Licenses granted to 10 companies as Spanish gamblers officially able to bet on sport for first time
The bookies might be a feature of every British town, but until now gamblers in Spain have not the same opportunity to pop into a betting shop to take a punt on their favorite football team. Now this is all to change, with licenses to be granted to 10 companies allowing them to open shops in Madrid and the Basque country.

Spanish bookies will not entirely copy their British counterparts, where punters can place bets on anything from the color of the Queen's hat at Ascot to the size of the winning party's majority in general elections.

In Spain, betting will be limited to 30 sports, including traditional Basque games such as La Pelota Vasca (a wall game with a complex set of rules), but bets on political and religious events are strictly prohibited. Football is likely to be the main draw, as 65% of all bets placed online by Spaniards last year were related to the nation's favorite sport.

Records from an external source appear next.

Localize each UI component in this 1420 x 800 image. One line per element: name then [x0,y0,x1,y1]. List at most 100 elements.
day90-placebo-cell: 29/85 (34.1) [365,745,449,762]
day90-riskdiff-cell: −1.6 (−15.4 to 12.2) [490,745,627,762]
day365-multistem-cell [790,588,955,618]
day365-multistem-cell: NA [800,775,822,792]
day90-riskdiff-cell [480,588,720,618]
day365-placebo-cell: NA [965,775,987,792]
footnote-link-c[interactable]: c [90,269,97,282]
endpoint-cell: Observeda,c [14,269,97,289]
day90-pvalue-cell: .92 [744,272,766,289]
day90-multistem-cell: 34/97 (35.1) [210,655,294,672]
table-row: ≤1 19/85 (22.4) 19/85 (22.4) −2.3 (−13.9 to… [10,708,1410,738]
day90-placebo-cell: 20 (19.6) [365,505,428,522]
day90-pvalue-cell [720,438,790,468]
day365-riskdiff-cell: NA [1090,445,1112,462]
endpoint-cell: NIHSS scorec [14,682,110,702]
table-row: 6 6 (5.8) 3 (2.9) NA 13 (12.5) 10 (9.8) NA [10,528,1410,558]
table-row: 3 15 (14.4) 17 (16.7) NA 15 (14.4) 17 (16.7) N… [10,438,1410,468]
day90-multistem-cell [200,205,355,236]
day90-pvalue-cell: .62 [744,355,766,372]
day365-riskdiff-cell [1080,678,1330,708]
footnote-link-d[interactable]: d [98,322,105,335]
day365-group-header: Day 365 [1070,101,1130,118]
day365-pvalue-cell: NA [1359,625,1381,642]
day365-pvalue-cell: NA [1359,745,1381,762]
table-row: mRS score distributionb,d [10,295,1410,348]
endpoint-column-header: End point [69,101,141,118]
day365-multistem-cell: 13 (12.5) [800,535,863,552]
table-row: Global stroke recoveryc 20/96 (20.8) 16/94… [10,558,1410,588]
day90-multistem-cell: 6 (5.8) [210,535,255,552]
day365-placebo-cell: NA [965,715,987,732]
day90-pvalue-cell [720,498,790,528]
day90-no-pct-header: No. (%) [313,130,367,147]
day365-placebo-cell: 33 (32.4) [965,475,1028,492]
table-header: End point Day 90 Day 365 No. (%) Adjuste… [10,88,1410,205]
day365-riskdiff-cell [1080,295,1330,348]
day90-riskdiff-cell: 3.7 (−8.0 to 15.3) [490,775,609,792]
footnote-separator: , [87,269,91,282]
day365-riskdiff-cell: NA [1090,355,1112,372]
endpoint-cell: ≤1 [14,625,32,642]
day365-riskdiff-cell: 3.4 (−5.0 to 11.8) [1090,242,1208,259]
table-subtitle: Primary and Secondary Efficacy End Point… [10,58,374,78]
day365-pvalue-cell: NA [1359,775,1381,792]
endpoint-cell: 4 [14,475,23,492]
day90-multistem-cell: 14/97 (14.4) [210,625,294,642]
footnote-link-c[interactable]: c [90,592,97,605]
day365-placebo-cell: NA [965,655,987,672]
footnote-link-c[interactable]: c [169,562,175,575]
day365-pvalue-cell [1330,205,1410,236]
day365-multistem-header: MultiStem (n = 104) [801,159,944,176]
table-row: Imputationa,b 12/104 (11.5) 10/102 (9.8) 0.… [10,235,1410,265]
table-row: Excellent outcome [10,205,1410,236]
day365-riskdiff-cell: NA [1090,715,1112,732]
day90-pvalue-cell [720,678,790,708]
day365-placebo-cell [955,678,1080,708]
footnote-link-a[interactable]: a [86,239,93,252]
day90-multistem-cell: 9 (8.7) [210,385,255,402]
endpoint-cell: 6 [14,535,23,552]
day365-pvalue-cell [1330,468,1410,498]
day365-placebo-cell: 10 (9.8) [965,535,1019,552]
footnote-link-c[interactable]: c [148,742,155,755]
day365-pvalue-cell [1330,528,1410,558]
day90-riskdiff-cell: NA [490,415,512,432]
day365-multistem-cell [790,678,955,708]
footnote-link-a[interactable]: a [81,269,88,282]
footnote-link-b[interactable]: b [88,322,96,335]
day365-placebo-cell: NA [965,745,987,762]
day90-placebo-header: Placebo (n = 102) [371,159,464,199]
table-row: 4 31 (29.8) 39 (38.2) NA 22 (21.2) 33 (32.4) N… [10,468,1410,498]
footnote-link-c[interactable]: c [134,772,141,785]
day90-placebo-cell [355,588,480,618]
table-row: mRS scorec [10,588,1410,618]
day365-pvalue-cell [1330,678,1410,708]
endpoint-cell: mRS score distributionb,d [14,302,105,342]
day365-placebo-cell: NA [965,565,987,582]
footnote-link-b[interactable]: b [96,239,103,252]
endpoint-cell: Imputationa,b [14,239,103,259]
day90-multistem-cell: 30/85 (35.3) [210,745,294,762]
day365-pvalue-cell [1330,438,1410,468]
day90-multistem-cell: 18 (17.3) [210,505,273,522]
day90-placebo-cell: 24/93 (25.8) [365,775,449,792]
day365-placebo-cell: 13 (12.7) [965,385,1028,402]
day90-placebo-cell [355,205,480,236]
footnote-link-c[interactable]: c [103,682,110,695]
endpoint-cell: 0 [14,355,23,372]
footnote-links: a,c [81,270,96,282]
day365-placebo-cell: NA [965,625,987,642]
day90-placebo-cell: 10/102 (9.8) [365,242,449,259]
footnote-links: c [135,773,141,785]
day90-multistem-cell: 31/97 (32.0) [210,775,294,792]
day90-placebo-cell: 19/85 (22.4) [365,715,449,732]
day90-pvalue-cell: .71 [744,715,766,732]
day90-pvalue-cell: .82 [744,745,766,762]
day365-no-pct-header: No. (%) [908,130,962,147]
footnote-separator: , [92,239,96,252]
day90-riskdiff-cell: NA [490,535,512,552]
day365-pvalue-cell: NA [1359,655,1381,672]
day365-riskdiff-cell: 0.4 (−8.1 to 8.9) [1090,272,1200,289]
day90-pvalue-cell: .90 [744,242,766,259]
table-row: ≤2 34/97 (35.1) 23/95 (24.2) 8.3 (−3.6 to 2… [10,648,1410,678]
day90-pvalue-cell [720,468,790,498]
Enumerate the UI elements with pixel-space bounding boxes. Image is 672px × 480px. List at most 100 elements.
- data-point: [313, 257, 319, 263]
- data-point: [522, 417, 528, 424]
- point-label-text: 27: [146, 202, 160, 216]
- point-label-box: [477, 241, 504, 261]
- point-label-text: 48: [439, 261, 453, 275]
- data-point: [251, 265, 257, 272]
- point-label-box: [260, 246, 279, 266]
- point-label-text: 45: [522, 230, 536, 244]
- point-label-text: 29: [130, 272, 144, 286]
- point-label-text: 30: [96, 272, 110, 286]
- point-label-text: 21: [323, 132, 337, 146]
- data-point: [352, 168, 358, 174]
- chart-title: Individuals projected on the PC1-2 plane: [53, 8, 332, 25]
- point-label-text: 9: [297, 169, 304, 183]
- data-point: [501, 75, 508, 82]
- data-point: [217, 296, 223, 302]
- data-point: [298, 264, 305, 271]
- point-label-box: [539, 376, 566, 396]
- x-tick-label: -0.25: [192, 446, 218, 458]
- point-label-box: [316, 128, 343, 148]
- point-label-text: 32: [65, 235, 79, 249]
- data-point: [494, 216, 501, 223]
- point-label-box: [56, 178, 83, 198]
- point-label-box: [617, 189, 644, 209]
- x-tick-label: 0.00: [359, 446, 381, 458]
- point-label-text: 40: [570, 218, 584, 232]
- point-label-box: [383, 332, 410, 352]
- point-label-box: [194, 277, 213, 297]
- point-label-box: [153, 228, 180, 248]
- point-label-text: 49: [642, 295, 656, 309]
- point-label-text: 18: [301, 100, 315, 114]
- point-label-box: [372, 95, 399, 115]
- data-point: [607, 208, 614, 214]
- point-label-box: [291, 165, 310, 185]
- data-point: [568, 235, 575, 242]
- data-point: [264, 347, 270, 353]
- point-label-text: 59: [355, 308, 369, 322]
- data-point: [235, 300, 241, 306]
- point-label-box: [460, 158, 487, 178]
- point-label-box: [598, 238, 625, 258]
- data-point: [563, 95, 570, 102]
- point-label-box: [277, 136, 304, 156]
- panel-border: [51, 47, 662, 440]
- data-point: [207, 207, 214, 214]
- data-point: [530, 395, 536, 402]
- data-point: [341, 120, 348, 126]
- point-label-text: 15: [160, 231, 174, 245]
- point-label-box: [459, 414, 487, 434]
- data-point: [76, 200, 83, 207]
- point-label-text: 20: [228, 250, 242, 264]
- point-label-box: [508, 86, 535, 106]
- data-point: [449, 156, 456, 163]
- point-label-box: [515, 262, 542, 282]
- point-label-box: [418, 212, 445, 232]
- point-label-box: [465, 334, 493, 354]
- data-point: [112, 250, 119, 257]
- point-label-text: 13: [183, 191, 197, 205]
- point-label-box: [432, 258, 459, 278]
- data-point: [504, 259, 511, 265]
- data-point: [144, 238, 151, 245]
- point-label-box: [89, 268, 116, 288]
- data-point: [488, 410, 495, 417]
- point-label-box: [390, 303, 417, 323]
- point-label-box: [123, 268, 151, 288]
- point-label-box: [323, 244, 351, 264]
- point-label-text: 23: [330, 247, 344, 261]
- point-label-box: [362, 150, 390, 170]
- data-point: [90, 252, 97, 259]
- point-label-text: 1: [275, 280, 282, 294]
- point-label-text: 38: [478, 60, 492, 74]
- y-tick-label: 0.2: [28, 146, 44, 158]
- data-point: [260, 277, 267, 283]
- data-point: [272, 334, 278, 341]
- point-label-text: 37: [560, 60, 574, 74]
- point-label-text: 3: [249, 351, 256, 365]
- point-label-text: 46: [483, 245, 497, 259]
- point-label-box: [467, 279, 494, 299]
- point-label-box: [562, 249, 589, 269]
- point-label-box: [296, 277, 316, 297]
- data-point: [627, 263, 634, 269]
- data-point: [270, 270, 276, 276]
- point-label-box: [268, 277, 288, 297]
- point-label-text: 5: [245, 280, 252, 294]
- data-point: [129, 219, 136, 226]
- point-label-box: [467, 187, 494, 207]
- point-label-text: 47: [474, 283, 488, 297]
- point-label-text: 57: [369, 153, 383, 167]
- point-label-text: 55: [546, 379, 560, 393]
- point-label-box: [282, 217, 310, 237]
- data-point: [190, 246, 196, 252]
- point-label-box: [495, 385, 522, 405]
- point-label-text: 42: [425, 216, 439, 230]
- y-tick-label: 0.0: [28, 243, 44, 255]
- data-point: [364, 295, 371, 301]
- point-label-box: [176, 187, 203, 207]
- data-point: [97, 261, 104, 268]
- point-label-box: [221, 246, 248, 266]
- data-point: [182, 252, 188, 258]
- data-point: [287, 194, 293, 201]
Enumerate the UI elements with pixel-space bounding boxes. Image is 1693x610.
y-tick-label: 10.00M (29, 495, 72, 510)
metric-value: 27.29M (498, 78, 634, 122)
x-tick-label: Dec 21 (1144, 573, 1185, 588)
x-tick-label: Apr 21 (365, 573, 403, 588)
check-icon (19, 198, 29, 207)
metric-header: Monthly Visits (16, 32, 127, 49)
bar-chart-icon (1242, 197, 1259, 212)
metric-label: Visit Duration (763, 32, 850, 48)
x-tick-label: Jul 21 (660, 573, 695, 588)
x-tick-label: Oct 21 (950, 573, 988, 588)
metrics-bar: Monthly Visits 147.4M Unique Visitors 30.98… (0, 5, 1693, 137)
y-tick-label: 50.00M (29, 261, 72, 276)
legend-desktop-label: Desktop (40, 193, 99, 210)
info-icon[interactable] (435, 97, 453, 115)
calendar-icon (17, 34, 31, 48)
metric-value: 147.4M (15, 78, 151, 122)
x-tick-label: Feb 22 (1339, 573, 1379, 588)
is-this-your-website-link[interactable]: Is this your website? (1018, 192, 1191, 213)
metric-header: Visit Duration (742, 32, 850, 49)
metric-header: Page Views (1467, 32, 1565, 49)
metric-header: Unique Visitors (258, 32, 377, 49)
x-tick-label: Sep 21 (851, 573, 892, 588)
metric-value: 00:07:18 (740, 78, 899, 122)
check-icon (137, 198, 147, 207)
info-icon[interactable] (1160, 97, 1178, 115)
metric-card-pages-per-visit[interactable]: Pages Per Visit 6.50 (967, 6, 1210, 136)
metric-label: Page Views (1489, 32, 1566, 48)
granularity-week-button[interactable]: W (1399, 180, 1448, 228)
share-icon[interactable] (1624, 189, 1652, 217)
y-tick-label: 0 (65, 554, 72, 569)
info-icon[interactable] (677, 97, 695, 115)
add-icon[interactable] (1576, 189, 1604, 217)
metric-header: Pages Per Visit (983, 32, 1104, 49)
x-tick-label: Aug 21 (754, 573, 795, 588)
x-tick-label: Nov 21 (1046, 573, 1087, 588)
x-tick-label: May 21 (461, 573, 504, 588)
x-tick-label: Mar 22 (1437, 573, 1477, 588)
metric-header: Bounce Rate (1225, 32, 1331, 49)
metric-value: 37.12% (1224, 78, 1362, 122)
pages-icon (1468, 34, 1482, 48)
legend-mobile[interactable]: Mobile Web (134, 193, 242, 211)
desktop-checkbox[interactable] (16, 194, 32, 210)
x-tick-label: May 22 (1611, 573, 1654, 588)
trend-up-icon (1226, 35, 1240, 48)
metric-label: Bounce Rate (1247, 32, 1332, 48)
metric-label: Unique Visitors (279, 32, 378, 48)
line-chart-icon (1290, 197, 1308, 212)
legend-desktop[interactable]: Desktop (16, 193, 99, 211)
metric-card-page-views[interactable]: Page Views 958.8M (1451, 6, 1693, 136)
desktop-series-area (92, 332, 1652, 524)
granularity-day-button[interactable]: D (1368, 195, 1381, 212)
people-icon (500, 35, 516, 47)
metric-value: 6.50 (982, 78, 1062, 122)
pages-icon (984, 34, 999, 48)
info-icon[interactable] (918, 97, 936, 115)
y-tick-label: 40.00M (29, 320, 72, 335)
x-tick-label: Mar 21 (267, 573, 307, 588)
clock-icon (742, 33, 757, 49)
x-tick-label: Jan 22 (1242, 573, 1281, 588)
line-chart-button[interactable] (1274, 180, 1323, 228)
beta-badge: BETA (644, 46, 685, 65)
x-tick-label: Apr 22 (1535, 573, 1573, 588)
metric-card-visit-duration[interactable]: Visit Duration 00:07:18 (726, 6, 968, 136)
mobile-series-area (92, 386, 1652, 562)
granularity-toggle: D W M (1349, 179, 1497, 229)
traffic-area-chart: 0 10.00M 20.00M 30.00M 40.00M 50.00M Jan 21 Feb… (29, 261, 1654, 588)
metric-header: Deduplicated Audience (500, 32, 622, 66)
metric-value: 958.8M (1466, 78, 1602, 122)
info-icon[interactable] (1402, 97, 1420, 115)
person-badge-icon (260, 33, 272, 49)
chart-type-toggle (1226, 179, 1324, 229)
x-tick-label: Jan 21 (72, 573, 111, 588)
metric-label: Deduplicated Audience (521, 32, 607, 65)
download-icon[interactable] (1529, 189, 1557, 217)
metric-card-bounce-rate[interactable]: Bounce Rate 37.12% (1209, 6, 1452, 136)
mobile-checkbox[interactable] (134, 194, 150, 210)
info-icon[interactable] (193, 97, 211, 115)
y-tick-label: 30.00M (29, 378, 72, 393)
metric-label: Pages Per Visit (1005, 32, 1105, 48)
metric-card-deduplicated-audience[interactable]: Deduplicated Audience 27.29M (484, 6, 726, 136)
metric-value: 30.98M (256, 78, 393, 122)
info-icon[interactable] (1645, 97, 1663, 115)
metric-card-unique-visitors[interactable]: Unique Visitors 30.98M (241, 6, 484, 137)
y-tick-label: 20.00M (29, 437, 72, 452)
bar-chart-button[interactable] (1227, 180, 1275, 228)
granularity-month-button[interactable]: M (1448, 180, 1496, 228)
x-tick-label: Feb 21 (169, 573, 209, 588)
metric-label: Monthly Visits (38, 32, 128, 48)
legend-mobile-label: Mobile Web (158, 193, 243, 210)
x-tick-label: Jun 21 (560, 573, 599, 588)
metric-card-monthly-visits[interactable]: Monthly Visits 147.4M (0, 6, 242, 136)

A spokeswoman for the bookmakers Victoria, part owned by the British company William Hill, said yesterday that it expected to receive licenses within the next few weeks, and planned to open "50 betting shops, some of them to be located in bingo halls and casinos".

Spain has a long history of gambling, but until now it has been confined to bingo halls, casinos and the state-run lottery, on which hundreds of millions of euros are spent each year.

Spaniards are reckoned to gamble about twice as much as the British but those who wanted to do so on sport have, until now, been forced to bet in unofficial office sweepstakes, among friends or on gambling websites based in other countries.

Not everyone is happy about offering new ways to gamble. Máximo Enrique Gutiérrez, president of the Spanish Federation of Rehabilitated Gamblers, said yesterday that he was worried at the prospect of a rise in the number of addicts. Gutiérrez said there were at least 2.5 million "problem gamblers" in Spain, and that he was particularly concerned by the addictive power of bookies, in which "the time between placing a bet and getting the result is very short".